Europe allows up to 0.9% GM “contamination” in non-GMO products, which is an example of an LLP. Leading the Global LLP Initiative, Canada has proposed a 3% tolerance level.
Even an LLP leaves grain buyers little flexibility to work. Christian Schorling, product development manager at HaBeMa in Hamburg, Germany, says 10% of the company’s soybean meal feeds are non-GMO, requiring testing and special storage and handling. Demand — and challenges — are increasing, making GMOs less attractive.
“It’s a very difficult job for us,” Schorling points out. “If there is an increase in interest, the best thing for us would be that all soybean meal would be non-genetically treated.”
European resistance. In Europe, distrust of GMOs — and the companies developing them — is high among consumers and many farmers.
“It feels like with every new moment, more and more people are being aware of the issue,” says Alexander Hissting of the Association for Food Without Genetic Engineering in Berlin, Germany. “Germany, France, Austria are definitely the ones leading it. Hungary is very dedicated to non-GM production. Spain, the UK and the Netherlands are the ones that are mostly in favor [of GMOs].”

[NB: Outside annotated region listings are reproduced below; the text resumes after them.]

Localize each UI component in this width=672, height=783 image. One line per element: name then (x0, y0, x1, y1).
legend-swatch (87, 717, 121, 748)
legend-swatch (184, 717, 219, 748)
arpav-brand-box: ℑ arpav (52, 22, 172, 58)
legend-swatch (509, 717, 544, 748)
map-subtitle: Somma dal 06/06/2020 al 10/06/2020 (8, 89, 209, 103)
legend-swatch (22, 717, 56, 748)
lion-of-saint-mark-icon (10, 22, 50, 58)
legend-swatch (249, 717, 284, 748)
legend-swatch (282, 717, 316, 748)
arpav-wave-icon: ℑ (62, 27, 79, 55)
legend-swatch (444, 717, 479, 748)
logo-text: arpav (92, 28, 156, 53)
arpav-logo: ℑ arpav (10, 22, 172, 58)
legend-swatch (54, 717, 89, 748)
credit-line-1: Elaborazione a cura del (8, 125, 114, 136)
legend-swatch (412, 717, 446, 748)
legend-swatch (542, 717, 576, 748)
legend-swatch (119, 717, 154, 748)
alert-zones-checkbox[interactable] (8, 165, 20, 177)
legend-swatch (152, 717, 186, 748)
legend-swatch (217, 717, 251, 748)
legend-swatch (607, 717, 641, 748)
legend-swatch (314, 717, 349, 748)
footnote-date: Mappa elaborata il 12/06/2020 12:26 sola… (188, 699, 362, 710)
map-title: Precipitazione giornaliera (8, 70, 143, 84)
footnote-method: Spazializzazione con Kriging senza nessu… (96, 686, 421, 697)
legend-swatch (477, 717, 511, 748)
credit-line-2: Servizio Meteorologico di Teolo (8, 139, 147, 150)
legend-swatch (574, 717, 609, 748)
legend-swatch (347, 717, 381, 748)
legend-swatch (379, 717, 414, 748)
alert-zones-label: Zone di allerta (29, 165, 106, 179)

In fact, when the EU allowed member states to opt out of cultivating approved GM crops, 17 countries and parts of two more chose to ban their production, notes Enrico Brivio, spokesman for the EU commission that governs health and food safety.
Deep-seated. At CropLife International, president Howard Minigh says many future GM traits will likely come from public institutions, because they don’t face anti-corporate hostility. However, he notes, they have limited success in commercialization.
Achim Dobermann, director of Britain’s Rothamstead Research, sees a different — and more ironic — future for GMO development: only big corporations can afford it.
“The regulatory systems we’ve developed have made GM too expensive for the public sector and even for some companies,” Dobermann warns.
He adds anti-GM trends will likely continue because many voters are not being taught enough science to ably evaluate GMOs’ technical merits.
The bottom line is that the direction for crop science is being set without actually discussing science.
That’s the tack Robb Fraley, Monsanto’s chief technology officer, now takes. “If you’re going to win the support of the public, you can’t talk about science,” cautions the biotech pioneer. “It doesn’t work well in a 15-to-30-second sound bite. It scares people. It is more of an emotional connection than it is with food or food security.”